The Voting Regression approach showed an improvement of the Pearson correlation coefficient of the training set; however, for the test set, the performance decreased. These results might be traced back to overfitting of the training set. However, the decrease in the test set might also be explained by the imbalances between the training and test set.

Approach 2: M-Heads

Adding M = 4 heads to BERT increased the Pearson correlation coefficient of both the training and test set as compared to ClinicalBERT. Especially for the test set, this indicates that the combination of the different heads improves BERT’s performance.

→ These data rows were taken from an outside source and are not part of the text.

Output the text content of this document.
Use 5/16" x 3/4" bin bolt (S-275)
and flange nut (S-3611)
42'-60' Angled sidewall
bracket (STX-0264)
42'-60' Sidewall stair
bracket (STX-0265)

Approach 3: Medication Graph

Replacing the scores of the sentence subset which prescribes medications (cluster 3) with the medication graph scores led, in both cases (approaches 1 and 2), to an improvement for the test set. For the training set, however, we saw only marginal improvements, such as 0.860 to 0.862 from approach 1 to approach 3. This might be due to the Pearson correlation coefficient metric. In our experiments, we also evaluated our approaches with the Mean Squared Error between the predictions and the ground truth only on the subset of medication sentences. Without applying the medication graph (approach 1), we obtained a Mean Squared Error of 0.70, and with the medication graph (approach 3) a Mean Squared Error of 0.58. Combining the M-Heads approach with the medication graph yielded our best results for the test set, which indicates that BERT does have problems handling this domain-specific knowledge and therefore cannot cope well with these specific types of sentences.

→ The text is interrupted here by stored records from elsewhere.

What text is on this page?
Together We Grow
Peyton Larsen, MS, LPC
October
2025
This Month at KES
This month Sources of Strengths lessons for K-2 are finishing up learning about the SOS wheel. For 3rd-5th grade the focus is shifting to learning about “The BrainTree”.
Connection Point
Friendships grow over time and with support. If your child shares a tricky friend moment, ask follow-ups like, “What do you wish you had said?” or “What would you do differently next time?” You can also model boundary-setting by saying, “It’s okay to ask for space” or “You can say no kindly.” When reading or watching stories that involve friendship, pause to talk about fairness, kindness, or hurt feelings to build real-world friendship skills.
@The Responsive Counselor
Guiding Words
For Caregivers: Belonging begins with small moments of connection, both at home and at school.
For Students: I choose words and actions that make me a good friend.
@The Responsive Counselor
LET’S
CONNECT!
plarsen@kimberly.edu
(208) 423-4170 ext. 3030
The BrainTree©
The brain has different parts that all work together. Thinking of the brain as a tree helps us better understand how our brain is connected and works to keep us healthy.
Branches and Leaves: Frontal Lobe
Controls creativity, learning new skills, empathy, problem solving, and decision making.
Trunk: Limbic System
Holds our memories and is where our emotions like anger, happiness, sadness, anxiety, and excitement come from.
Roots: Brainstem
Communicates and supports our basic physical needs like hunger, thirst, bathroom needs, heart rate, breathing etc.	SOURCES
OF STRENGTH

Why did the medication graph perform better for the test set than for the training set? First, we observe that the test set contained more low-ranked sentences (see Figure 5); in particular, the medication sentences had lower scores. For the training set, the mean and standard deviation of the scores was 2.03 and 1.05, respectively, whereas the scores for the test set had only a mean and standard deviation of 1.10 and 0.50, respectively. We also noticed that the medication graph tended to dampen the prediction or, in other words, it led to lower scores. For example, the mean prediction score was 2.58 before and 1.78 after score replacement of the 94 medication sentences in the test set (see Table 2), which shows some example sentences of how the medication graph altered the scores). This could be due to two reasons: (1) the scores on the edges in the graph tended to be low (1.87 on average), and (2) the weight combination enforced low scores when there was at least one edge with a low score, which could explain why the medication graph achieved better predictions. This effect is facilitated by the fact that the training dataset contained only 147 out of 1642 (8.95%) of sentences that prescribed medication, whereas the test set contained 94 out of 412 (22.82 %) medication sentences.

Table 2

Comparison of the Pearson correlation coefficient scores predicted by the Voting Regression (approach 1, A1) and the medication graph (approach 3, A3) via randomly selected example sentences. T denotes the ground truth score for the corresponding sentence pair. This table shows only the relevant entities from the original example sentences.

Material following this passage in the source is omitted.